A major crash on Southwest Freeway brought traffic to a crawl Tuesday morning at 8:14 AM, adding to what's become an unusually active stretch of road in Harris County.
Emergency crews responded to the scene at 11019 Southwest Freeway as the incident unfolded during the early-morning commute. The crash disrupted flow on one of the region's busier corridors, though conditions were clear at the time — scattered clouds and 86 degrees.
What makes this incident noteworthy isn't just the disruption it caused Tuesday morning. According to LocalTrafficAccidents.com data, Southwest Freeway at this location has recorded 39 incidents over the past 30 days, with 26 of those classified as major. Over the past 90 days, that number climbs to 84 total incidents, 51 of them major. The 12-month picture shows 158 incidents at this location, 87 major.
The corridor's timing pattern offers one unexpected insight: crashes here skew toward the weekend rather than the weekday commute. The single busiest hour is actually 6 to 7 PM, when eight crashes have occurred. Sundays rank as the highest-incident day over the past 90 days, with 15 crashes recorded.

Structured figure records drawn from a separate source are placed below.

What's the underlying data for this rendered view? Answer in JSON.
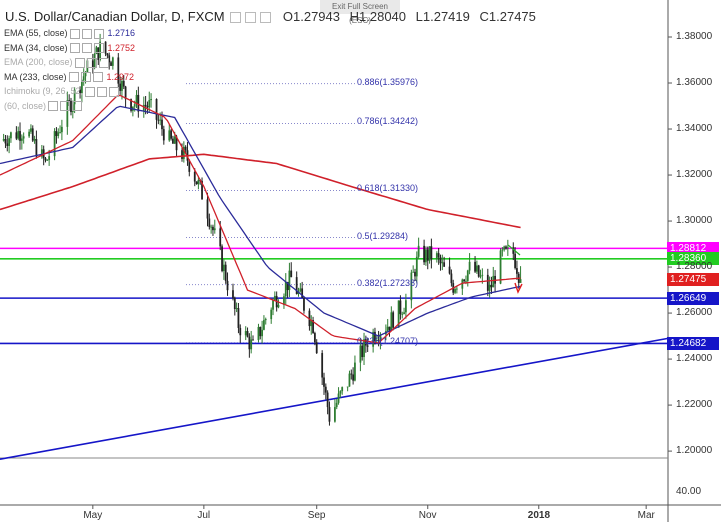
{
  "header": {
    "pair": "U.S. Dollar/Canadian Dollar, D, FXCM",
    "open": "O1.27943",
    "high": "H1.28040",
    "low": "L1.27419",
    "close": "C1.27475",
    "exit_fullscreen": "Exit Full Screen (ESC)"
  },
  "indicators": [
    {
      "label": "EMA (55, close)",
      "value": "1.2716",
      "color": "#2b2b9a",
      "faded": false
    },
    {
      "label": "EMA (34, close)",
      "value": "1.2752",
      "color": "#d0202a",
      "faded": false
    },
    {
      "label": "EMA (200, close)",
      "value": "",
      "color": "#aaaaaa",
      "faded": true
    },
    {
      "label": "MA (233, close)",
      "value": "1.2972",
      "color": "#d0202a",
      "faded": false
    },
    {
      "label": "Ichimoku (9, 26, 52,",
      "value": "",
      "color": "#aaaaaa",
      "faded": true
    },
    {
      "label": "(60, close)",
      "value": "",
      "color": "#aaaaaa",
      "faded": true
    }
  ],
  "fib_levels": [
    {
      "label": "0.886(1.35976)",
      "value": 1.35976
    },
    {
      "label": "0.786(1.34242)",
      "value": 1.34242
    },
    {
      "label": "0.618(1.31330)",
      "value": 1.3133
    },
    {
      "label": "0.5(1.29284)",
      "value": 1.29284
    },
    {
      "label": "0.382(1.27238)",
      "value": 1.27238
    },
    {
      "label": "0.236(1.24707)",
      "value": 1.24707
    }
  ],
  "price_labels": [
    {
      "text": "1.28812",
      "value": 1.28812,
      "color": "#ff00ff"
    },
    {
      "text": "1.28360",
      "value": 1.2836,
      "color": "#22cc22"
    },
    {
      "text": "1.27475",
      "value": 1.27475,
      "color": "#e02020"
    },
    {
      "text": "1.26649",
      "value": 1.26649,
      "color": "#1515c8"
    },
    {
      "text": "1.24682",
      "value": 1.24682,
      "color": "#1515c8"
    }
  ],
  "colors": {
    "up_candle": "#2e7d32",
    "down_candle": "#222222",
    "magenta_line": "#ff00ff",
    "green_line": "#22cc22",
    "blue_line": "#1515c8",
    "ema34": "#d0202a",
    "ema55": "#2b2b9a",
    "ma233": "#d0202a"
  },
  "chart_data": {
    "type": "candlestick",
    "y_ticks": [
      "1.38000",
      "1.36000",
      "1.34000",
      "1.32000",
      "1.30000",
      "1.28000",
      "1.26000",
      "1.24000",
      "1.22000",
      "1.20000"
    ],
    "y_tick_values": [
      1.38,
      1.36,
      1.34,
      1.32,
      1.3,
      1.28,
      1.26,
      1.24,
      1.22,
      1.2
    ],
    "ylim": [
      1.197,
      1.39
    ],
    "x_ticks": [
      "May",
      "Jul",
      "Sep",
      "Nov",
      "2018",
      "Mar"
    ],
    "x_tick_dates": [
      "2017-05-01",
      "2017-07-01",
      "2017-09-01",
      "2017-11-01",
      "2018-01-01",
      "2018-03-01"
    ],
    "xlim": [
      "2017-03-11",
      "2018-03-13"
    ],
    "lower_pane_tick": "40.00",
    "horizontal_lines": [
      {
        "value": 1.28812,
        "color": "#ff00ff"
      },
      {
        "value": 1.2836,
        "color": "#22cc22"
      },
      {
        "value": 1.26649,
        "color": "#1515c8"
      },
      {
        "value": 1.24682,
        "color": "#1515c8"
      }
    ],
    "trendline": {
      "start": [
        "2017-03-11",
        1.1965
      ],
      "end": [
        "2018-03-13",
        1.249
      ]
    },
    "close_anchors": [
      [
        "2017-03-11",
        1.335
      ],
      [
        "2017-03-25",
        1.34
      ],
      [
        "2017-04-05",
        1.325
      ],
      [
        "2017-04-15",
        1.345
      ],
      [
        "2017-04-27",
        1.365
      ],
      [
        "2017-05-05",
        1.375
      ],
      [
        "2017-05-12",
        1.37
      ],
      [
        "2017-05-20",
        1.352
      ],
      [
        "2017-06-01",
        1.35
      ],
      [
        "2017-06-12",
        1.335
      ],
      [
        "2017-06-22",
        1.327
      ],
      [
        "2017-07-01",
        1.31
      ],
      [
        "2017-07-10",
        1.285
      ],
      [
        "2017-07-20",
        1.255
      ],
      [
        "2017-07-28",
        1.245
      ],
      [
        "2017-08-08",
        1.265
      ],
      [
        "2017-08-18",
        1.275
      ],
      [
        "2017-08-30",
        1.255
      ],
      [
        "2017-09-08",
        1.215
      ],
      [
        "2017-09-18",
        1.23
      ],
      [
        "2017-09-30",
        1.25
      ],
      [
        "2017-10-10",
        1.255
      ],
      [
        "2017-10-20",
        1.265
      ],
      [
        "2017-10-27",
        1.285
      ],
      [
        "2017-11-05",
        1.285
      ],
      [
        "2017-11-15",
        1.272
      ],
      [
        "2017-11-25",
        1.28
      ],
      [
        "2017-12-05",
        1.27
      ],
      [
        "2017-12-12",
        1.285
      ],
      [
        "2017-12-18",
        1.286
      ],
      [
        "2017-12-22",
        1.27475
      ]
    ],
    "ema34_anchors": [
      [
        "2017-03-11",
        1.32
      ],
      [
        "2017-04-20",
        1.335
      ],
      [
        "2017-05-15",
        1.355
      ],
      [
        "2017-06-10",
        1.345
      ],
      [
        "2017-07-01",
        1.315
      ],
      [
        "2017-07-25",
        1.27
      ],
      [
        "2017-08-20",
        1.262
      ],
      [
        "2017-09-10",
        1.25
      ],
      [
        "2017-10-05",
        1.247
      ],
      [
        "2017-10-25",
        1.262
      ],
      [
        "2017-11-20",
        1.273
      ],
      [
        "2017-12-22",
        1.2752
      ]
    ],
    "ema55_anchors": [
      [
        "2017-03-11",
        1.325
      ],
      [
        "2017-04-20",
        1.332
      ],
      [
        "2017-05-15",
        1.35
      ],
      [
        "2017-06-15",
        1.345
      ],
      [
        "2017-07-10",
        1.31
      ],
      [
        "2017-08-05",
        1.28
      ],
      [
        "2017-09-05",
        1.26
      ],
      [
        "2017-10-05",
        1.25
      ],
      [
        "2017-11-01",
        1.26
      ],
      [
        "2017-11-25",
        1.267
      ],
      [
        "2017-12-22",
        1.2716
      ]
    ],
    "ma233_anchors": [
      [
        "2017-03-11",
        1.305
      ],
      [
        "2017-04-20",
        1.315
      ],
      [
        "2017-06-01",
        1.327
      ],
      [
        "2017-07-01",
        1.329
      ],
      [
        "2017-08-10",
        1.325
      ],
      [
        "2017-09-20",
        1.315
      ],
      [
        "2017-11-01",
        1.305
      ],
      [
        "2017-12-22",
        1.2972
      ]
    ]
  }
}
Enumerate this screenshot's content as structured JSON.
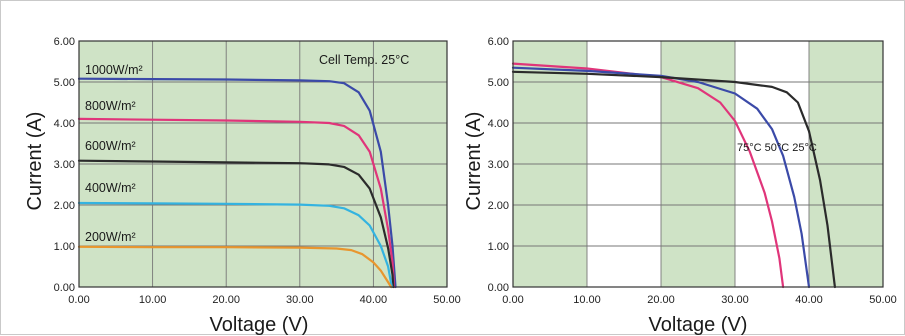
{
  "colors": {
    "plot_bg": "#cfe3c6",
    "white_band": "#ffffff",
    "grid": "#777777",
    "axis": "#333333"
  },
  "chart_data": [
    {
      "type": "line",
      "title": "",
      "xlabel": "Voltage (V)",
      "ylabel": "Current (A)",
      "xlim": [
        0,
        50
      ],
      "ylim": [
        0,
        6
      ],
      "x_ticks": [
        "0.00",
        "10.00",
        "20.00",
        "30.00",
        "40.00",
        "50.00"
      ],
      "y_ticks": [
        "0.00",
        "1.00",
        "2.00",
        "3.00",
        "4.00",
        "5.00",
        "6.00"
      ],
      "grid": true,
      "annotation": "Cell Temp. 25°C",
      "series": [
        {
          "name": "1000W/m²",
          "color": "#3b4aa8",
          "points": [
            [
              0,
              5.08
            ],
            [
              10,
              5.07
            ],
            [
              20,
              5.06
            ],
            [
              30,
              5.04
            ],
            [
              34,
              5.02
            ],
            [
              36,
              4.97
            ],
            [
              38,
              4.75
            ],
            [
              39.5,
              4.3
            ],
            [
              41,
              3.3
            ],
            [
              42,
              2.0
            ],
            [
              42.6,
              1.0
            ],
            [
              43.0,
              0
            ]
          ]
        },
        {
          "name": "800W/m²",
          "color": "#e0357a",
          "points": [
            [
              0,
              4.1
            ],
            [
              10,
              4.08
            ],
            [
              20,
              4.06
            ],
            [
              30,
              4.03
            ],
            [
              34,
              4.0
            ],
            [
              36,
              3.93
            ],
            [
              38,
              3.7
            ],
            [
              39.5,
              3.3
            ],
            [
              41,
              2.4
            ],
            [
              42,
              1.4
            ],
            [
              42.6,
              0.6
            ],
            [
              42.8,
              0
            ]
          ]
        },
        {
          "name": "600W/m²",
          "color": "#2b2b2b",
          "points": [
            [
              0,
              3.08
            ],
            [
              10,
              3.06
            ],
            [
              20,
              3.04
            ],
            [
              30,
              3.02
            ],
            [
              34,
              2.99
            ],
            [
              36,
              2.93
            ],
            [
              38,
              2.74
            ],
            [
              39.5,
              2.4
            ],
            [
              41,
              1.7
            ],
            [
              42,
              0.95
            ],
            [
              42.6,
              0.3
            ],
            [
              42.7,
              0
            ]
          ]
        },
        {
          "name": "400W/m²",
          "color": "#34b3e0",
          "points": [
            [
              0,
              2.05
            ],
            [
              10,
              2.04
            ],
            [
              20,
              2.03
            ],
            [
              30,
              2.01
            ],
            [
              34,
              1.98
            ],
            [
              36,
              1.92
            ],
            [
              38,
              1.75
            ],
            [
              39.5,
              1.5
            ],
            [
              41,
              1.0
            ],
            [
              42,
              0.5
            ],
            [
              42.5,
              0
            ]
          ]
        },
        {
          "name": "200W/m²",
          "color": "#e8962e",
          "points": [
            [
              0,
              0.98
            ],
            [
              10,
              0.97
            ],
            [
              20,
              0.97
            ],
            [
              30,
              0.96
            ],
            [
              35,
              0.94
            ],
            [
              37,
              0.9
            ],
            [
              38.5,
              0.8
            ],
            [
              40,
              0.6
            ],
            [
              41,
              0.4
            ],
            [
              42,
              0.12
            ],
            [
              42.4,
              0
            ]
          ]
        }
      ],
      "series_labels": [
        "1000W/m²",
        "800W/m²",
        "600W/m²",
        "400W/m²",
        "200W/m²"
      ]
    },
    {
      "type": "line",
      "title": "",
      "xlabel": "Voltage (V)",
      "ylabel": "Current (A)",
      "xlim": [
        0,
        50
      ],
      "ylim": [
        0,
        6
      ],
      "x_ticks": [
        "0.00",
        "10.00",
        "20.00",
        "30.00",
        "40.00",
        "50.00"
      ],
      "y_ticks": [
        "0.00",
        "1.00",
        "2.00",
        "3.00",
        "4.00",
        "5.00",
        "6.00"
      ],
      "grid": true,
      "white_bands": [
        [
          10,
          20
        ],
        [
          30,
          40
        ]
      ],
      "temperature_label": "75°C 50°C 25°C",
      "series": [
        {
          "name": "75°C",
          "color": "#e0357a",
          "points": [
            [
              0,
              5.45
            ],
            [
              10,
              5.33
            ],
            [
              20,
              5.12
            ],
            [
              25,
              4.85
            ],
            [
              28,
              4.5
            ],
            [
              30,
              4.05
            ],
            [
              32,
              3.3
            ],
            [
              34,
              2.3
            ],
            [
              35,
              1.6
            ],
            [
              36,
              0.7
            ],
            [
              36.5,
              0
            ]
          ]
        },
        {
          "name": "50°C",
          "color": "#3b4aa8",
          "points": [
            [
              0,
              5.35
            ],
            [
              10,
              5.27
            ],
            [
              20,
              5.15
            ],
            [
              25,
              5.0
            ],
            [
              30,
              4.72
            ],
            [
              33,
              4.35
            ],
            [
              35,
              3.85
            ],
            [
              36.5,
              3.2
            ],
            [
              38,
              2.2
            ],
            [
              39,
              1.3
            ],
            [
              40,
              0
            ]
          ]
        },
        {
          "name": "25°C",
          "color": "#2b2b2b",
          "points": [
            [
              0,
              5.25
            ],
            [
              10,
              5.2
            ],
            [
              20,
              5.12
            ],
            [
              30,
              5.0
            ],
            [
              35,
              4.88
            ],
            [
              37,
              4.75
            ],
            [
              38.5,
              4.5
            ],
            [
              40,
              3.8
            ],
            [
              41.5,
              2.6
            ],
            [
              42.5,
              1.5
            ],
            [
              43.5,
              0
            ]
          ]
        }
      ]
    }
  ]
}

Historical context from state records underscores the persistent challenge at this stretch. Per TxDOT CRIS public crash records, 1,474 crashes have been recorded within about a quarter-mile of this location since January 2020, including seven fatalities. Contributing factors as recorded by the investigating officer show "Failed To Control Speed" as the most common factor across that span, cited in 525 crashes at the corridor.
Hit-and-run incidents account for 12.0 percent of crashes here — 364 of the 3,021 units involved in those incidents, according to state records.
Tuesday's crash adds to the volume. Authorities handled the scene and worked to clear the roadway. The data reflects what drivers on this corridor know firsthand: the stretch carries consistent incident risk across multiple hours and seasons, with no single time window offering a clear safety advantage.
This report was produced by LTA's editor-designed production system under the executive editorial direction of Dennis R. Mundy, Executive Editor. The system combines our proprietary data pipeline with AI-assisted drafting to deliver verified incident coverage to LTA's editorial standards.